Class developed and conducted by Tony Yao
Back in the summer of 2006, I had the distinct honor of leading the first Art Center: Public Programs / NASA / JPL joint-venture project for “Imagine Mars”.
When NASA/JPL first approached Art Center about doing a joint-venture project, they wanted to work with a NON-DAY Program class; meaning no adult college level students. NASA/JPL wanted to work with younger kids to see what their imaginations could come up with for what life would be like on the planet Mars.
Out of all the public program instructors, I was selected by the Director of Art Center Public Programs to lead the class to liason with NASA/JPL. So, I was invited to NASA’s Jet Propulsion Laboratories to meet with the Imagine Mars project representative to co-ordinate the project. NASA/JPL first thought that in working with younger children, that they would get finger paint and Crayola level work from the students; that all changed when I showed them my photo album of my high school class’ previous works. The rep exclaimed, “We can get that?!!” when he saw the photos of the work my amazing high schools students. They were ecstatic at the thought of getting professional level work from teenagers.
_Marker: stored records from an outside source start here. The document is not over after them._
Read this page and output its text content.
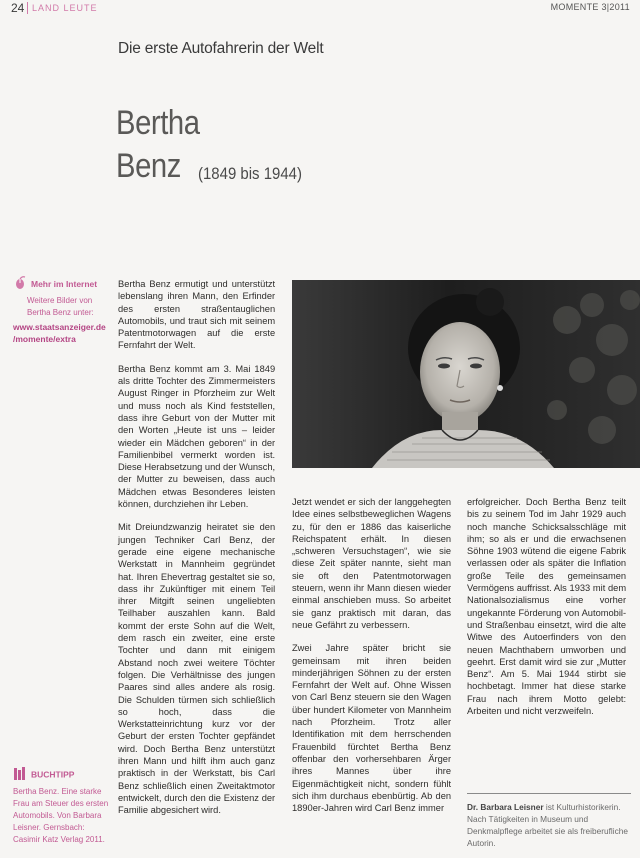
24 LAND LEUTE	MOMENTE 3|2011
Die erste Autofahrerin der Welt
Bertha
Benz (1849 bis 1944)
Mehr im Internet
Weitere Bilder von Bertha Benz unter:
www.staatsanzeiger.de
/momente/extra
BUCHTIPP
Bertha Benz. Eine starke Frau am Steuer des ersten Automobils. Von Barbara Leisner. Gernsbach: Casimir Katz Verlag 2011.

Bertha Benz ermutigt und unterstützt lebenslang ihren Mann, den Erfinder des ersten straßentauglichen Automobils, und traut sich mit seinem Patentmotorwagen auf die erste Fernfahrt der Welt.

Bertha Benz kommt am 3. Mai 1849 als dritte Tochter des Zimmermeisters August Ringer in Pforzheim zur Welt und muss noch als Kind feststellen, dass ihre Geburt von der Mutter mit den Worten „Heute ist uns – leider wieder ein Mädchen geboren“ in der Familienbibel vermerkt worden ist. Diese Herabsetzung und der Wunsch, der Mutter zu beweisen, dass auch Mädchen etwas Besonderes leisten können, durchziehen ihr Leben.

Mit Dreiundzwanzig heiratet sie den jungen Techniker Carl Benz, der gerade eine eigene mechanische Werkstatt in Mannheim gegründet hat. Ihren Ehevertrag gestaltet sie so, dass ihr Zukünftiger mit einem Teil ihrer Mitgift seinen ungeliebten Teilhaber auszahlen kann. Bald kommt der erste Sohn auf die Welt, dem rasch ein zweiter, eine erste Tochter und dann mit einigem Abstand noch zwei weitere Töchter folgen. Die Verhältnisse des jungen Paares sind alles andere als rosig. Die Schulden türmen sich schließlich so hoch, dass die Werkstatteinrichtung kurz vor der Geburt der ersten Tochter gepfändet wird. Doch Bertha Benz unterstützt ihren Mann und hilft ihm auch ganz praktisch in der Werkstatt, bis Carl Benz schließlich einen Zweitaktmotor entwickelt, durch den die Existenz der Familie abgesichert wird.

Jetzt wendet er sich der langgehegten Idee eines selbstbeweglichen Wagens zu, für den er 1886 das kaiserliche Reichspatent erhält. In diesen „schweren Versuchstagen“, wie sie diese Zeit später nannte, sieht man sie oft den Patentmotorwagen steuern, wenn ihr Mann diesen wieder einmal anschieben muss. So arbeitet sie ganz praktisch mit daran, das neue Gefährt zu verbessern.

Zwei Jahre später bricht sie gemeinsam mit ihren beiden minderjährigen Söhnen zu der ersten Fernfahrt der Welt auf. Ohne Wissen von Carl Benz steuern sie den Wagen über hundert Kilometer von Mannheim nach Pforzheim. Trotz aller Identifikation mit dem herrschenden Frauenbild fürchtet Bertha Benz offenbar den vorhersehbaren Ärger ihres Mannes über ihre Eigenmächtigkeit nicht, sondern fühlt sich ihm durchaus ebenbürtig. Ab den 1890er-Jahren wird Carl Benz immer

erfolgreicher. Doch Bertha Benz teilt bis zu seinem Tod im Jahr 1929 auch noch manche Schicksalsschläge mit ihm; so als er und die erwachsenen Söhne 1903 wütend die eigene Fabrik verlassen oder als später die Inflation große Teile des gemeinsamen Vermögens auffrisst. Als 1933 mit dem Nationalsozialismus eine vorher ungekannte Förderung von Automobil- und Straßenbau einsetzt, wird die alte Witwe des Autoerfinders von den neuen Machthabern umworben und geehrt. Erst damit wird sie zur „Mutter Benz“. Am 5. Mai 1944 stirbt sie hochbetagt. Immer hat diese starke Frau nach ihrem Motto gelebt: Arbeiten und nicht verzweifeln.

Dr. Barbara Leisner ist Kulturhistorikerin. Nach Tätigkeiten in Museum und Denkmalpflege arbeitet sie als freiberufliche Autorin.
After discussing the project and expectations at great length, the project was a go for Summer 2006. At the beginning of every term, there is always great anticipation for what surprise project I will have for my Saturday High Advanced Product and Transportation Class. The class loved to guess and speculate on what I have chosen as our project direction. After teasing them a bit, I told them that they too had the honor of being part of the first Art Center: Public Programs / NASA/JPL joint-venture project for “Imagine Mars”.
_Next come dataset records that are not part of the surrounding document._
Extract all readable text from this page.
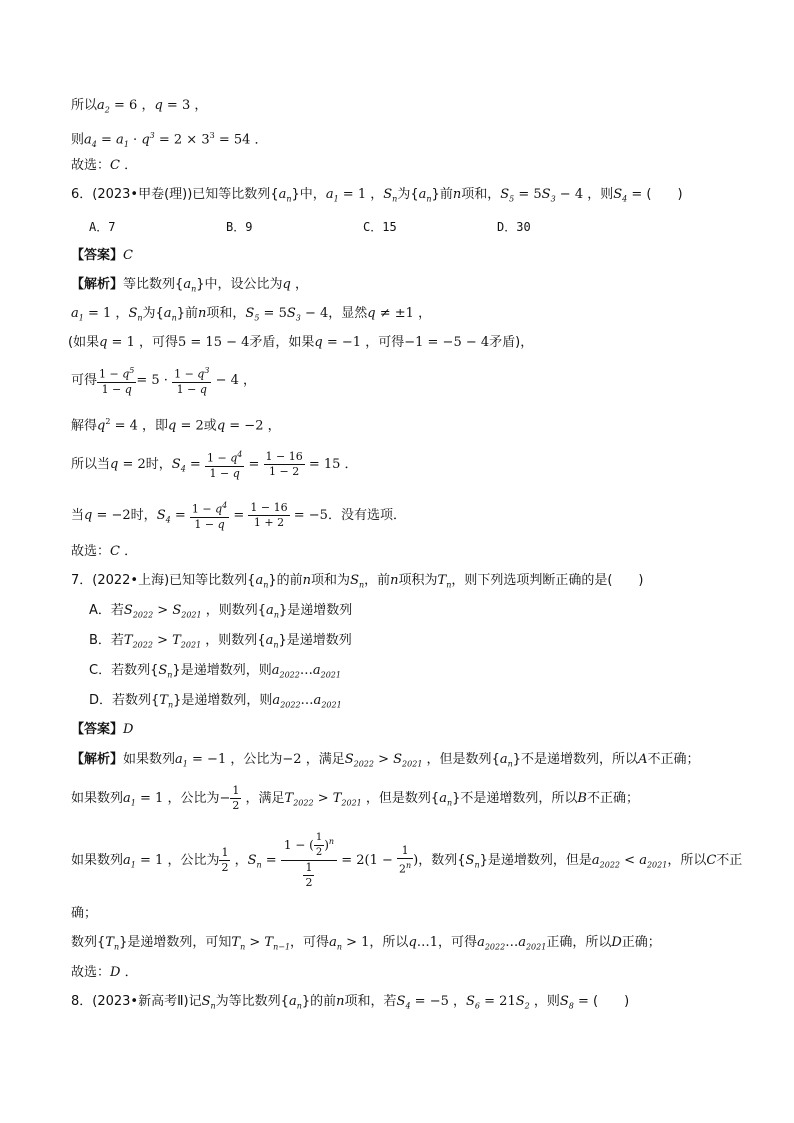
所以$a_2 = 6$ ，q = 3 ，
则$a_4 = a_1 \cdot q^3 = 2 \times 3^3 = 54$ ．
故选：C ．
6．(2023•甲卷(理))已知等比数列$\{a_n\}$中，$a_1 = 1$ ，$S_n$为$\{a_n\}$前n项和，$S_5 = 5S_3 - 4$ ，则$S_4$ = (　　)
A．7	B．9	C．15	D．30
【答案】C
【解析】等比数列$\{a_n\}$中，设公比为q ，
$a_1 = 1$ ，$S_n$为$\{a_n\}$前n项和，$S_5 = 5S_3 - 4$，显然q ≠ ±1 ，
(如果q = 1 ，可得5 = 15 − 4矛盾，如果q = −1 ，可得−1 = −5 − 4矛盾)，
可得 $\frac{1 - q^5}{1 - q} = 5 \cdot \frac{1 - q^3}{1 - q} - 4$ ，
解得$q^2 = 4$ ，即q = 2或q = −2 ，
所以当q = 2时，$S_4 = \frac{1 - q^4}{1 - q} = \frac{1 - 16}{1 - 2} = 15$ ．
当q = −2时，$S_4 = \frac{1 - q^4}{1 - q} = \frac{1 - 16}{1 + 2} = -5$．没有选项．
故选：C ．
7．(2022•上海)已知等比数列$\{a_n\}$的前n项和为$S_n$，前n项积为$T_n$，则下列选项判断正确的是(　　)
A．若$S_{2022} > S_{2021}$ ，则数列$\{a_n\}$是递增数列
B．若$T_{2022} > T_{2021}$ ，则数列$\{a_n\}$是递增数列
C．若数列$\{S_n\}$是递增数列，则$a_{2022}\dots a_{2021}$
D．若数列$\{T_n\}$是递增数列，则$a_{2022}\dots a_{2021}$
【答案】D
【解析】如果数列$a_1 = -1$ ，公比为−2 ，满足$S_{2022} > S_{2021}$ ，但是数列$\{a_n\}$不是递增数列，所以A不正确；
如果数列$a_1 = 1$ ，公比为− $\frac{1}{2}$ ，满足$T_{2022} > T_{2021}$ ，但是数列$\{a_n\}$不是递增数列，所以B不正确；
如果数列$a_1 = 1$ ，公比为 $\frac{1}{2}$ ，$S_n = \frac{1 - ( \frac{1}{2} )^n}{\frac{1}{2}} = 2(1 - \frac{1}{2^n}$ )，数列$\{S_n\}$是递增数列，但是$a_{2022} < a_{2021}$，所以C不正
确；
数列$\{T_n\}$是递增数列，可知$T_n > T_{n-1}$，可得$a_n > 1$，所以q…1，可得$a_{2022}\dots a_{2021}$正确，所以D正确；
故选：D ．
8．(2023•新高考Ⅱ)记$S_n$为等比数列$\{a_n\}$的前n项和，若$S_4 = -5$ ，$S_6 = 21S_2$ ，则$S_8$ = (　　)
We were to imagine what life would be like on Mars for the first colonists to settle there. The class had to take into account specific things that affected the Mars environment, such as the gravity of Mars which was only 1/3 that of earth, what would they eat, how would they breath & create oxygen, and what kind of experiencesthey would encounter during their stay there. This was quite a task for the high school students, but they rose to the challenge.
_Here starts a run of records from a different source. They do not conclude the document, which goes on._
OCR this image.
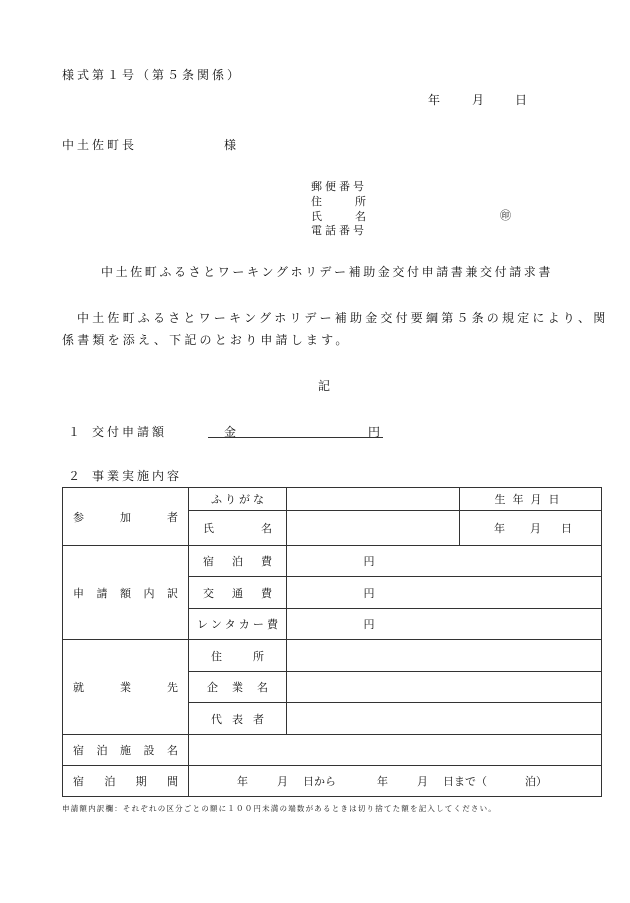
様式第１号（第５条関係）
年	月	日
中土佐町長	様
郵便番号
住	所
氏	名	㊞
電話番号
中土佐町ふるさとワーキングホリデー補助金交付申請書兼交付請求書
中土佐町ふるさとワーキングホリデー補助金交付要綱第５条の規定により、関
係書類を添え、下記のとおり申請します。
記
１ 交付申請額	金	円
２ 事業実施内容
参加者	ふりがな		生年月日
	氏名		年 月 日
申請額内訳	宿泊費	円	
	交通費	円	
	レンタカー費	円	
就業先	住所		
	企業名		
	代表者		
宿泊施設名			
宿泊期間	年 月 日から 年 月 日まで（ 泊）		
申請額内訳欄：それぞれの区分ごとの額に１００円未満の端数があるときは切り捨てた額を記入してください。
As usual, we only had 10 weeks to complete the project, so there was no time to waste. The students had to research, design, sketch, render, and built actual 3D hard models, and complete a group presentation room all within 10 weeks. The project was daunting, but we more than successfully completed the project.
NASA/JPL was thoroughly impressed by my class and their work! So much so that they even sent a camera crew to film the final presentation and interview the students to be featured on the Disney DVD “Imagine Mars”.
This project was so well received by NASA/JPL that we did another joint-venture project with them the following summer with an even larger class and bigger challenges. This was truly one of the memorable highlights of my teaching career, and I was proud to be a part of it.